Sarah Vogel- The Farmer’s Lawyer, On The History of Farm Foreclosure Battles

sarah vogel the farmers lawyer

Sarah Vogel on the History of Farm Foreclosure Battles

Farm policy battles from decades past are again shaping conversations about agriculture’s future, as long-time farm advocate Sarah Vogel reflected on landmark legal fights that helped preserve family farming. Speaking with associate farm reporter Carli Davenport at the AFR Annual State Convention, Vogel walked through the historic cases that defined her career and continue to influence ag law today.

Vogel is best known as lead counsel in the national class action Coleman v. Block, a case born out of the 1980s farm crisis. She recalled that during that period, “tens of thousands of farmers nationwide were faced with imminent foreclosure by an agency of the federal government.” Vogel explained she discovered a Carter-era law granting delinquent farmers the right to request loan deferrals—“and USDA had never implemented that law.” When foreclosure accelerated under the Reagan administration, she said, “I filed a lawsuit… to make USDA stop foreclosures until it had complied with this deferral law.”

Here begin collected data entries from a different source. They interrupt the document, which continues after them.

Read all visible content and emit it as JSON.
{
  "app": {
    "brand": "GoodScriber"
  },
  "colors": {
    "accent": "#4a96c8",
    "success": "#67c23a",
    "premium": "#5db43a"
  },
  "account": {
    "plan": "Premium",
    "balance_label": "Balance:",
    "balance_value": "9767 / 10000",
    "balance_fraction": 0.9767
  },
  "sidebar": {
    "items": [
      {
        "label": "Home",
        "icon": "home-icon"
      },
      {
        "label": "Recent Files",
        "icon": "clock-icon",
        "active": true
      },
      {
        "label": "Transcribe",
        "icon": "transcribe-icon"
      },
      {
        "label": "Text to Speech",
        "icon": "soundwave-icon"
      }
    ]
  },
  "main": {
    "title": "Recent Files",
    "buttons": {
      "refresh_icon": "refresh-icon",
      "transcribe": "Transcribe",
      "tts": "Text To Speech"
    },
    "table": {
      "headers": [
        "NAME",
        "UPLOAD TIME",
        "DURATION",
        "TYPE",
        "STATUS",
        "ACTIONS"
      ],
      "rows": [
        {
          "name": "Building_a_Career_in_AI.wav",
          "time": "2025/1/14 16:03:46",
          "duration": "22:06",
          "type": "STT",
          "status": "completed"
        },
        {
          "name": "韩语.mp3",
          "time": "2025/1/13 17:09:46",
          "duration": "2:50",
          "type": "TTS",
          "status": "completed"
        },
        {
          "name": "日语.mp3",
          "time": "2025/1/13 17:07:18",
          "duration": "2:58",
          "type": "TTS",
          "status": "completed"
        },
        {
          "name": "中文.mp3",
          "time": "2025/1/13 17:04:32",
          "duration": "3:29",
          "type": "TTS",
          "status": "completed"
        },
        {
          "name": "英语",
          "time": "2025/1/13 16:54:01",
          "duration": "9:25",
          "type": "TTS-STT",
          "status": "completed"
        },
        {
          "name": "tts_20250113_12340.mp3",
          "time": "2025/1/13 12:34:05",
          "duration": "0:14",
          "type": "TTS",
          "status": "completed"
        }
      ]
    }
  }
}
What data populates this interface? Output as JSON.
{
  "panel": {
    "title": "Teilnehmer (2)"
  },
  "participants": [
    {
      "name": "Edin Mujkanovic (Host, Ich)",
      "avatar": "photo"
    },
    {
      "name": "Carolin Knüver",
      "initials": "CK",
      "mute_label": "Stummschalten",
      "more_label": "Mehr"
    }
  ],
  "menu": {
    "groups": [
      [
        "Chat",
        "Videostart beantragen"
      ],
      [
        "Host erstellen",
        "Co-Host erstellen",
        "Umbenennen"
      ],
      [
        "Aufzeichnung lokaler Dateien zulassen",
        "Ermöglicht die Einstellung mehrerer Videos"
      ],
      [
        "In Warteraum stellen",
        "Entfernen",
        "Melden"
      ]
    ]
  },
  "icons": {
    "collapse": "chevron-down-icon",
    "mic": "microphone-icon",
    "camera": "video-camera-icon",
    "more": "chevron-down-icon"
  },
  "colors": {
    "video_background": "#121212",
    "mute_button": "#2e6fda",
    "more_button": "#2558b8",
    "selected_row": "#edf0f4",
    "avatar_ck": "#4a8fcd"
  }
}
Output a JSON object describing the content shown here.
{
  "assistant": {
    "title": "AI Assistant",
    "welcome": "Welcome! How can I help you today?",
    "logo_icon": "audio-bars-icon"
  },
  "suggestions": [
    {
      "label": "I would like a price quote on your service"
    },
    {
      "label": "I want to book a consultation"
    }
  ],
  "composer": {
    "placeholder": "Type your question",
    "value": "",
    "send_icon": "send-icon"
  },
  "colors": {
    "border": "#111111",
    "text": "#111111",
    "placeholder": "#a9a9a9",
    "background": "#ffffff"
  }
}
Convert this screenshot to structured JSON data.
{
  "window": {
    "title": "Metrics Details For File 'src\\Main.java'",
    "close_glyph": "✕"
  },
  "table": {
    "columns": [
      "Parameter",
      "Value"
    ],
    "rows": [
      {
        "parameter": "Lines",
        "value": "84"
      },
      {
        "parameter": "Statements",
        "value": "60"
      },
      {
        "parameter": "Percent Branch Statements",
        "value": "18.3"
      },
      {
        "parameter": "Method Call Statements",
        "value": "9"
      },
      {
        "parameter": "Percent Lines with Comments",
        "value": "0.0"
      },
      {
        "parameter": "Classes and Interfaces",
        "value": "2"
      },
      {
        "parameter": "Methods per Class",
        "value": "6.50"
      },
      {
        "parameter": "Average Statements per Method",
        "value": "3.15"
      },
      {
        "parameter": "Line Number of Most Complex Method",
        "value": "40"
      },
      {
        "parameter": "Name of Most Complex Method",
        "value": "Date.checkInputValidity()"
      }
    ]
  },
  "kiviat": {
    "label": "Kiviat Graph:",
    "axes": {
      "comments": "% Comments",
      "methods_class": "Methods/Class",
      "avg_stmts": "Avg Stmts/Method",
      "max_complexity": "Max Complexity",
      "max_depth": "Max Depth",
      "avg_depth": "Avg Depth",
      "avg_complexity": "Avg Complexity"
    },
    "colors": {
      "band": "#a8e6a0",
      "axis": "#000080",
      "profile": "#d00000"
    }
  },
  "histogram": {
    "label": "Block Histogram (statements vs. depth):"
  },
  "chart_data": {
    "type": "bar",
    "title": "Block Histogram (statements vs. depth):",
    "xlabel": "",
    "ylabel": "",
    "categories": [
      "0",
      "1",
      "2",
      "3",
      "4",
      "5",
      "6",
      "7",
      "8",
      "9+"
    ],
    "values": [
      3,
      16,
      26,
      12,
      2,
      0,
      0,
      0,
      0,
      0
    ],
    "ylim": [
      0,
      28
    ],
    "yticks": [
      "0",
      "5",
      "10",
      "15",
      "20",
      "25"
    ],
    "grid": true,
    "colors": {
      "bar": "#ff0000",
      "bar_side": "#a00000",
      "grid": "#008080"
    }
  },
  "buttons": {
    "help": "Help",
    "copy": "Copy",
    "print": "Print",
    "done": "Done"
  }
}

What began in North Dakota quickly spread nationwide. After a judge halted thousands of foreclosures in her home state, Vogel said, “calls came in from all over the country saying, ‘Can you bring a lawsuit like that in our state?’” Turning the case into a national class action, she noted it “put the brakes on tens and tens and tens of thousands of foreclosures nationwide.” The fight eventually led to the 1987 Agricultural Credit Act, which Vogel said recognized that “the collapse of the farmers was not their fault” because prices had fallen even as production efficiency improved.

Vogel said she later documented those battles in her book, The Farmer’s Lawyer, which recounts the Coleman v. Block case and the broader fight to save family farms during the 1980s farm crisis. She explained that she wrote the book because she believes agriculture may be heading into another downturn, noting that understanding how farmers survived past depressions can provide perspective and hope today. “I felt the coming of another big agriculture depression, and I thought if people knew about prior battles where the farmers had survived, that would give hope to people today,” Vogel said.

Looking at what might have happened had farmers lost that case, Vogel was blunt. “I think most family farms would be owned by corporations,” she said, explaining that investment funds were already moving aggressively into farmland during the 1980s. She added that while some states once had protections, “not very many states have anti-corporate farming laws”.

Vogel also discussed her work as co-counsel in Keepseagle v. USDA, a case that exposed discrimination against Native American producers. “As poorly as USDA treated white farmers, it treated Native Americans worse,” she said, noting the case relied on the Equal Credit Opportunity Act and took two decades to resolve. The outcome, Vogel emphasized, “required USDA to make many reforms” that are now embedded in law. Drawing parallels between today and past downturns, she warned, “I think today is very similar to the ’80s… we’re in that kind of cycle now,” urging producers to stay informed and engaged through groups like National Farmers Union and the Farmers Legal Action Group.